The leaks were just the beginning of WikiLeaks’ skirmishes with the U.S. government. In the run-up to the 2016 U.S. elections, WikiLeaks filtered the communications of presidential candidate Hillary Clinton. A year later, the organization exposed a score of CIA hacking tools, leading Trump Secretary of State Mike Pompeo, the agency’s former director, to brand WikiLeaks a “non-state hostile foreign intelligence service.” In 2017, senior CIA and Trump administration officials allegedly floated options to kidnap or assassinate Assange.
A grand jury indicted Assange in 2019 in absentia for allegedly conspiring with Chelsea Manning to break into a Dept. of Defense computer. Last year U.S. prosecutors broadened the accusations to charge Assange, acting as a publisher, with espionage, “an assertive, unprecedented legal crackdown on the traditional rights and protections for publishers,” commented MSNBC’s chief legal correspondent.
“The new Trump DOJ indictment treats activities most top newspapers engage in — gathering and publishing classified material — as criminal plotting,” he added.
The New York Times editorial board concurred at the time. “The Trump administration has chosen to go well beyond the question of hacking to directly challenge the boundaries of the First Amendment,” it wrote in response to the second indictment, arguing that the Assange case “could have a chilling effect on American journalism as it has been practiced for generations.”

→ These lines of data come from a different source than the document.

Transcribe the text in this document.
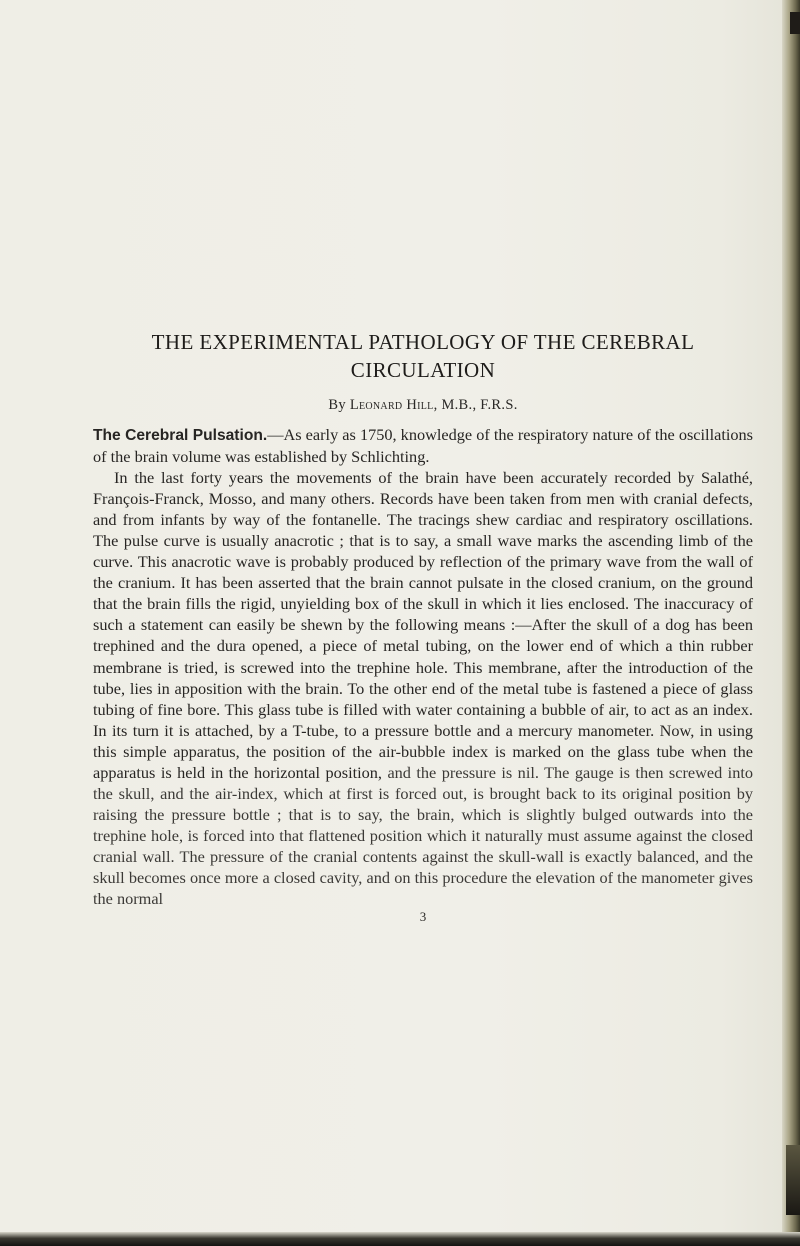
THE EXPERIMENTAL PATHOLOGY OF THE CEREBRAL
CIRCULATION
By Leonard Hill, M.B., F.R.S.

The Cerebral Pulsation.—As early as 1750, knowledge of the respiratory nature of the oscillations of the brain volume was established by Schlichting.

In the last forty years the movements of the brain have been accurately recorded by Salathé, François-Franck, Mosso, and many others. Records have been taken from men with cranial defects, and from infants by way of the fontanelle. The tracings shew cardiac and respiratory oscillations. The pulse curve is usually anacrotic ; that is to say, a small wave marks the ascending limb of the curve. This anacrotic wave is probably produced by reflection of the primary wave from the wall of the cranium. It has been asserted that the brain cannot pulsate in the closed cranium, on the ground that the brain fills the rigid, unyielding box of the skull in which it lies enclosed. The inaccuracy of such a statement can easily be shewn by the following means :—After the skull of a dog has been trephined and the dura opened, a piece of metal tubing, on the lower end of which a thin rubber membrane is tried, is screwed into the trephine hole. This membrane, after the introduction of the tube, lies in apposition with the brain. To the other end of the metal tube is fastened a piece of glass tubing of fine bore. This glass tube is filled with water containing a bubble of air, to act as an index. In its turn it is attached, by a T-tube, to a pressure bottle and a mercury manometer. Now, in using this simple apparatus, the position of the air-bubble index is marked on the glass tube when the apparatus is held in the horizontal position, and the pressure is nil. The gauge is then screwed into the skull, and the air-index, which at first is forced out, is brought back to its original position by raising the pressure bottle ; that is to say, the brain, which is slightly bulged outwards into the trephine hole, is forced into that flattened position which it naturally must assume against the closed cranial wall. The pressure of the cranial contents against the skull-wall is exactly balanced, and the skull becomes once more a closed cavity, and on this procedure the elevation of the manometer gives the normal

3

The top editors at The Wall Street Journal, The Washington Post, USA Today, The Guardian, and Le Monde urged the Trump administration to drop the affair, though of the papers only The Guardian has weighed in on the London court’s decision in favor of extradition.
“The U.S. has this week proclaimed itself the beacon of democracy in an increasingly authoritarian world,” wrote the British paper on the day of the ruling. President Biden has regularly argued in favor of a free press and condemned the stances of the Trump administration, and has even specifically created new sanctions to punish governments hostile to journalists, including the murderers of Jamaal Khashoggi. In Central America, the Biden White House has frequently condemned attacks against the press by regional governments.

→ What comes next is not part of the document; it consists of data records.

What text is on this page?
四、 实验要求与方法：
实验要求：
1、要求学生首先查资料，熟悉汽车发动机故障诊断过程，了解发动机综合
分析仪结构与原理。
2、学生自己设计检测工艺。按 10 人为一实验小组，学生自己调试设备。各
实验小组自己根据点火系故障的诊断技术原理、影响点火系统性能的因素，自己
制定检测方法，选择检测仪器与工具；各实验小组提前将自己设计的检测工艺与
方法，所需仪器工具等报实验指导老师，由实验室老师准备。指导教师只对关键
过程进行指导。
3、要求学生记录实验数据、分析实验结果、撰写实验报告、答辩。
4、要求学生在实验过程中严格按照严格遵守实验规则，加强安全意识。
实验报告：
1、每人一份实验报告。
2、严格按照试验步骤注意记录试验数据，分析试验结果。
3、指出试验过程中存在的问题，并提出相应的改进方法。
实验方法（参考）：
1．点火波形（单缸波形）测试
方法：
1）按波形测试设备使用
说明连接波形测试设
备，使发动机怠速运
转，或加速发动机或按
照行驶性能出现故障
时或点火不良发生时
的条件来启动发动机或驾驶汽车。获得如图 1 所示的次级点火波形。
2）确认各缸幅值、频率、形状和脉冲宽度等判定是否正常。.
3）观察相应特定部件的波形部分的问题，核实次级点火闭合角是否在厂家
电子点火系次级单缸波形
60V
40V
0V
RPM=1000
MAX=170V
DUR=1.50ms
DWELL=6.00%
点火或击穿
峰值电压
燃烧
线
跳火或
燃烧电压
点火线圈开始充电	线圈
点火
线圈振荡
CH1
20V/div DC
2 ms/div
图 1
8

“If Mr. Biden is serious about protecting the ability of the media to hold governments accountable,” The Guardian continued, “he should begin by dropping the charges brought against Mr. Assange.”
Press freedom advocates argue that the extradition and prosecution of a non-citizen under the 1917 U.S. Espionage Act could set a dangerous precedent. “Every regime now can point to us and say, ‘We want to extradite these journalists.’” said ACLU attorney Ben Wizner.
El Faro has also weighed in. “If Assange is extradited and convicted in the United States for making these documents public, we journalists and newsrooms are all exposed,” wrote the editorial board in 2019 following his arrest.
The Biden administration has refrained from openly commenting on the Assange case since taking office. In February, a coalition of two-dozen U.S.-based press freedom, civil liberties, and human rights organizations signed a joint letter to the Dept. of Justice calling on Biden to back down from extraditing and prosecuting Assange and arguing that the indictment “poses a grave threat to press freedom both in the United States and abroad.”
“Much of the conduct described in the indictment is conduct that journalists engage in routinely,” wrote the coalition. “The Biden administration’s Dept. of Justice now has an opportunity and an obligation to end this dangerous charade.”